GOOGLE the word ‘empathy’ – I’d tell you to look it up in a dictionary but, you know, 2019 and all that.
“The ability to understand and share the feelings of another.”
It requires a little mental projection – putting yourself in the shoes of others to try and gauge how they might feel about something.
So how might you feel, were you a descendant of Australia’s first people, as January 26 – Australia Day – approaches?
The date marks the anniversary of Captain Arthur Phillip steering a fleet of British ships into Port Jackson, New South Wales, in 1788.
For Australia’s Indigenous population, it was the beginning of the end for their way of life.
As historian Robert Murray writes in his book The Making of Australia: “In only a few years, a drastically new way of life crashed into the oldest continuing culture on Earth.
“Over one generation the old indigenous (ways) disappeared, the Aboriginal population fell by about half and they became a minority in their own country.”
If the brutalities inflicted on Indigenous people in the 18th and 19th centuries were not bad enough, the 20th century brought the horror of the Stolen Generation.
Under programs endorsed by the state, children were forcibly taken from their homes for decades, creating a psychic wound that continues to fester.
And all of it stemming back to January 26, 1788.
Now the date has been reclaimed by bogans everywhere, to swill beer and watch the sky explode, differentiated only by their choice of FM radio station.
Can’t we be a little more sensitive?
A quick survey of the political landscape and the odds on a change of date seem very long indeed.
Most conservatives, of course, live empathy-free lives, busying their minds with things like the value of their homes.
Sure, they may experience brief moments of empathy – perhaps with their rich mates, when an au pair of choice might be forced to leave the country.
Prime Minister Scott Morrison has suggested the creation of a new national day of Indigenous cultural celebration, a sound idea.
But it fails to address the hurt caused by the symbolism around January 26, commonly referred to as ‘Invasion Day’ among Indigenous Australians.
A look to the right, by and large, shows a party devoid of imagination.
But Bill Shorten, who will become Australian politics’ Steven Bradbury should he manage to stay upright until the next election, inspires little confidence in the agility of his thinking.
What we wouldn’t give for a leader of Paul Keating’s quality right about now.
Keating had his faults, but a lack of empathy was not one of them.

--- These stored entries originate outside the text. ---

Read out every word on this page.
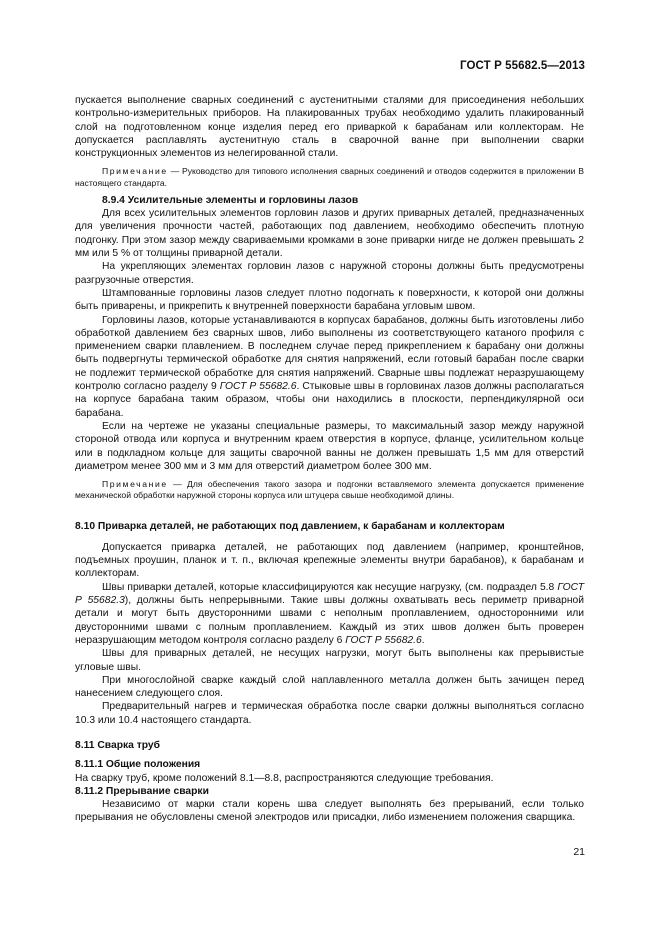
ГОСТ Р 55682.5—2013

пускается выполнение сварных соединений с аустенитными сталями для присоединения небольших контрольно-измерительных приборов. На плакированных трубах необходимо удалить плакированный слой на подготовленном конце изделия перед его приваркой к барабанам или коллекторам. Не допускается расплавлять аустенитную сталь в сварочной ванне при выполнении сварки конструкционных элементов из нелегированной стали.

Примечание — Руководство для типового исполнения сварных соединений и отводов содержится в приложении В настоящего стандарта.

8.9.4 Усилительные элементы и горловины лазов

Для всех усилительных элементов горловин лазов и других приварных деталей, предназначенных для увеличения прочности частей, работающих под давлением, необходимо обеспечить плотную подгонку. При этом зазор между свариваемыми кромками в зоне приварки нигде не должен превышать 2 мм или 5 % от толщины приварной детали.

На укрепляющих элементах горловин лазов с наружной стороны должны быть предусмотрены разгрузочные отверстия.

Штампованные горловины лазов следует плотно подогнать к поверхности, к которой они должны быть приварены, и прикрепить к внутренней поверхности барабана угловым швом.

Горловины лазов, которые устанавливаются в корпусах барабанов, должны быть изготовлены либо обработкой давлением без сварных швов, либо выполнены из соответствующего катаного профиля с применением сварки плавлением. В последнем случае перед прикреплением к барабану они должны быть подвергнуты термической обработке для снятия напряжений, если готовый барабан после сварки не подлежит термической обработке для снятия напряжений. Сварные швы подлежат неразрушающему контролю согласно разделу 9 ГОСТ Р 55682.6. Стыковые швы в горловинах лазов должны располагаться на корпусе барабана таким образом, чтобы они находились в плоскости, перпендикулярной оси барабана.

Если на чертеже не указаны специальные размеры, то максимальный зазор между наружной стороной отвода или корпуса и внутренним краем отверстия в корпусе, фланце, усилительном кольце или в подкладном кольце для защиты сварочной ванны не должен превышать 1,5 мм для отверстий диаметром менее 300 мм и 3 мм для отверстий диаметром более 300 мм.

Примечание — Для обеспечения такого зазора и подгонки вставляемого элемента допускается применение механической обработки наружной стороны корпуса или штуцера свыше необходимой длины.

8.10 Приварка деталей, не работающих под давлением, к барабанам и коллекторам

Допускается приварка деталей, не работающих под давлением (например, кронштейнов, подъемных проушин, планок и т. п., включая крепежные элементы внутри барабанов), к барабанам и коллекторам.

Швы приварки деталей, которые классифицируются как несущие нагрузку, (см. подраздел 5.8 ГОСТ Р 55682.3), должны быть непрерывными. Такие швы должны охватывать весь периметр приварной детали и могут быть двусторонними швами с неполным проплавлением, односторонними или двусторонними швами с полным проплавлением. Каждый из этих швов должен быть проверен неразрушающим методом контроля согласно разделу 6 ГОСТ Р 55682.6.

Швы для приварных деталей, не несущих нагрузки, могут быть выполнены как прерывистые угловые швы.

При многослойной сварке каждый слой наплавленного металла должен быть зачищен перед нанесением следующего слоя.

Предварительный нагрев и термическая обработка после сварки должны выполняться согласно 10.3 или 10.4 настоящего стандарта.

8.11 Сварка труб

8.11.1 Общие положения

На сварку труб, кроме положений 8.1—8.8, распространяются следующие требования.

8.11.2 Прерывание сварки

Независимо от марки стали корень шва следует выполнять без прерываний, если только прерывания не обусловлены сменой электродов или присадки, либо изменением положения сварщика.

21
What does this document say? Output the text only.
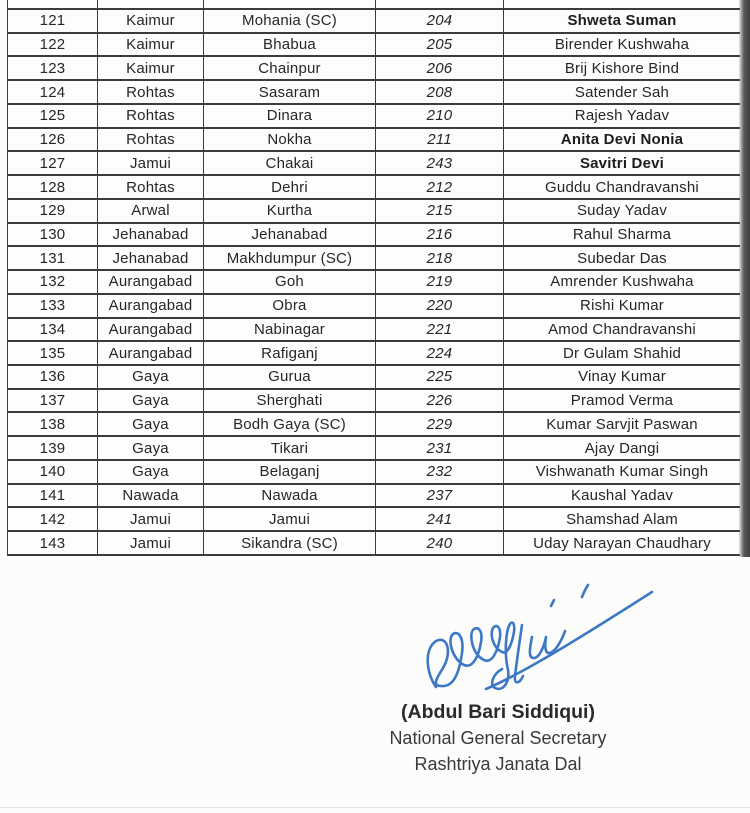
121	Kaimur	Mohania (SC)	204	Shweta Suman
122	Kaimur	Bhabua	205	Birender Kushwaha
123	Kaimur	Chainpur	206	Brij Kishore Bind
124	Rohtas	Sasaram	208	Satender Sah
125	Rohtas	Dinara	210	Rajesh Yadav
126	Rohtas	Nokha	211	Anita Devi Nonia
127	Jamui	Chakai	243	Savitri Devi
128	Rohtas	Dehri	212	Guddu Chandravanshi
129	Arwal	Kurtha	215	Suday Yadav
130	Jehanabad	Jehanabad	216	Rahul Sharma
131	Jehanabad	Makhdumpur (SC)	218	Subedar Das
132	Aurangabad	Goh	219	Amrender Kushwaha
133	Aurangabad	Obra	220	Rishi Kumar
134	Aurangabad	Nabinagar	221	Amod Chandravanshi
135	Aurangabad	Rafiganj	224	Dr Gulam Shahid
136	Gaya	Gurua	225	Vinay Kumar
137	Gaya	Sherghati	226	Pramod Verma
138	Gaya	Bodh Gaya (SC)	229	Kumar Sarvjit Paswan
139	Gaya	Tikari	231	Ajay Dangi
140	Gaya	Belaganj	232	Vishwanath Kumar Singh
141	Nawada	Nawada	237	Kaushal Yadav
142	Jamui	Jamui	241	Shamshad Alam
143	Jamui	Sikandra (SC)	240	Uday Narayan Chaudhary
(Abdul Bari Siddiqui)
National General Secretary
Rashtriya Janata Dal
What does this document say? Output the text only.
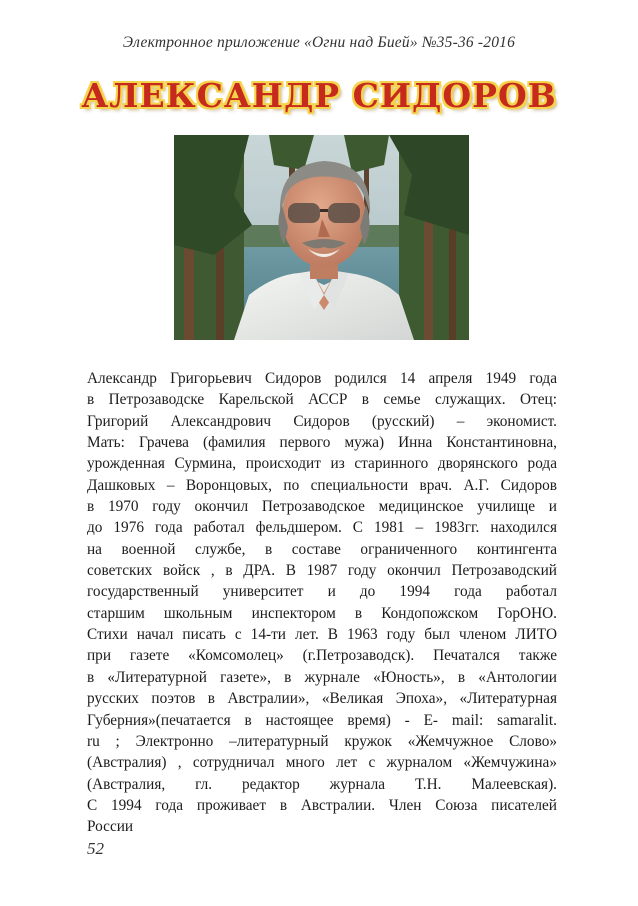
Электронное приложение «Огни над Бией» №35-36 -2016
АЛЕКСАНДР СИДОРОВ
Александр Григорьевич Сидоров родился 14 апреля 1949 года
в Петрозаводске Карельской АССР в семье служащих. Отец:
Григорий Александрович Сидоров (русский) – экономист.
Мать: Грачева (фамилия первого мужа) Инна Константиновна,
урожденная Сурмина, происходит из старинного дворянского рода
Дашковых – Воронцовых, по специальности врач. А.Г. Сидоров
в 1970 году окончил Петрозаводское медицинское училище и
до 1976 года работал фельдшером. С 1981 – 1983гг. находился
на военной службе, в составе ограниченного контингента
советских войск , в ДРА. В 1987 году окончил Петрозаводский
государственный университет и до 1994 года работал
старшим школьным инспектором в Кондопожском ГорОНО.
Стихи начал писать с 14-ти лет. В 1963 году был членом ЛИТО
при газете «Комсомолец» (г.Петрозаводск). Печатался также
в «Литературной газете», в журнале «Юность», в «Антологии
русских поэтов в Австралии», «Великая Эпоха», «Литературная
Губерния»(печатается в настоящее время) - E- mail: samaralit.
ru ; Электронно –литературный кружок «Жемчужное Слово»
(Австралия) , сотрудничал много лет с журналом «Жемчужина»
(Австралия, гл. редактор журнала Т.Н. Малеевская).
С 1994 года проживает в Австралии. Член Союза писателей
России
52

“Well, basically, I reckon for 200 years we’ve been sneaking around in someone else’s backyard,” he said once as he scouted for an Indigenous affairs advisor.
A 2017 poll showed only 15 per cent of Australians wanted the date of Australia Day changed.
But, crucially, 54 per cent of Indigenous Australians polled said they supported a change of date.
That’s good enough for me.
So why not a referendum of Aboriginal and Torres Strait Islander people, with whatever they decide to stand?
It might be nice for Australia’s first people to have some say in the future of a country that has so often abused and neglected them.
It would offer the rest of Australia a taste of what it’s like to be left out of the decision-making process.
Hell, it might even engender a little empathy.